В ночь на 28 июня полк, где заместителем командира батальона по политической части был майор Алексей Хворостов, с ходу переправился через Днепр и ворвался в город Могилев. Солнечное веселое утро поднялось над городом, дымящимся пожарами. Первые радостные встречи с уцелевшими жителями, первые слезы, жадные вопросы:

— А Ивана Краскевича нет с вами?

— Петю Сугоняя никто не встречал?

— Иващенко Максима знаете?

Алексей Хворостов не запомнил, где и когда он впервые увидел этот плакат. Вероятней всего, в Польше.
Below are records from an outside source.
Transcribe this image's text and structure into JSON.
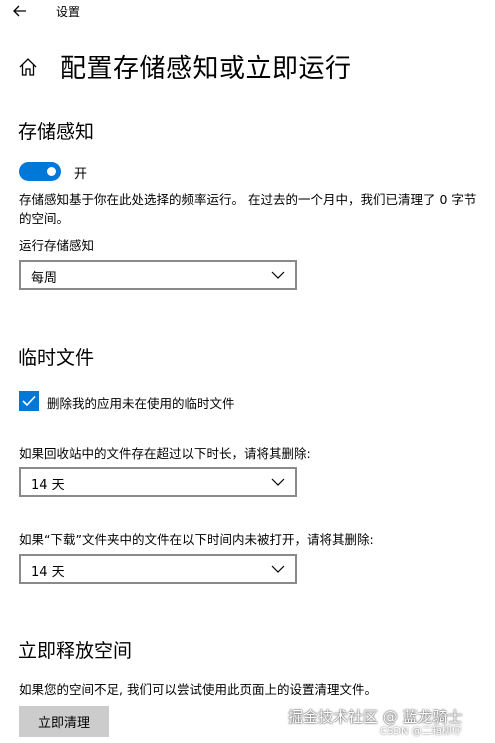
{
  "header": {
    "app_title": "设置",
    "page_title": "配置存储感知或立即运行"
  },
  "storage_sense": {
    "title": "存储感知",
    "toggle_label": "开",
    "toggle_on": true,
    "description": "存储感知基于你在此处选择的频率运行。 在过去的一个月中，我们已清理了 0 字节 的空间。",
    "run_label": "运行存储感知",
    "run_value": "每周"
  },
  "temp_files": {
    "title": "临时文件",
    "checkbox_label": "删除我的应用未在使用的临时文件",
    "checkbox_checked": true,
    "recycle_label": "如果回收站中的文件存在超过以下时长，请将其删除:",
    "recycle_value": "14 天",
    "downloads_label": "如果“下载”文件夹中的文件在以下时间内未被打开，请将其删除:",
    "downloads_value": "14 天"
  },
  "free_space": {
    "title": "立即释放空间",
    "description": "如果您的空间不足, 我们可以尝试使用此页面上的设置清理文件。",
    "button_label": "立即清理"
  },
  "watermark": {
    "main": "掘金技术社区 @ 蓝龙骑士",
    "sub": "CSDN @二箱柳仔"
  },
  "colors": {
    "accent": "#0078d7",
    "border": "#8a8a8a",
    "button_bg": "#cccccc"
  },
  "icons": {
    "back": "back-arrow-icon",
    "home": "home-icon",
    "chevron": "chevron-down-icon",
    "check": "checkmark-icon"
  }
}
А может быть, и раньше, в Белоруссии, когда их дивизия вырвалась на прямое шоссе Белыничи — Минск. Какие жаркие, радостные, дух захватывающие были дни! По двадцать, по тридцать километров продвигались за сутки, преследуя в панике бегущих гитлеровцев. Пленных уже не брали. Овечьими отарами покорно брели они за одним-единственным сопровождающим нашим бойцом из нестроевых. Брели к нам в тыл обочинами, уступая дорогу идущим на запад советским войскам.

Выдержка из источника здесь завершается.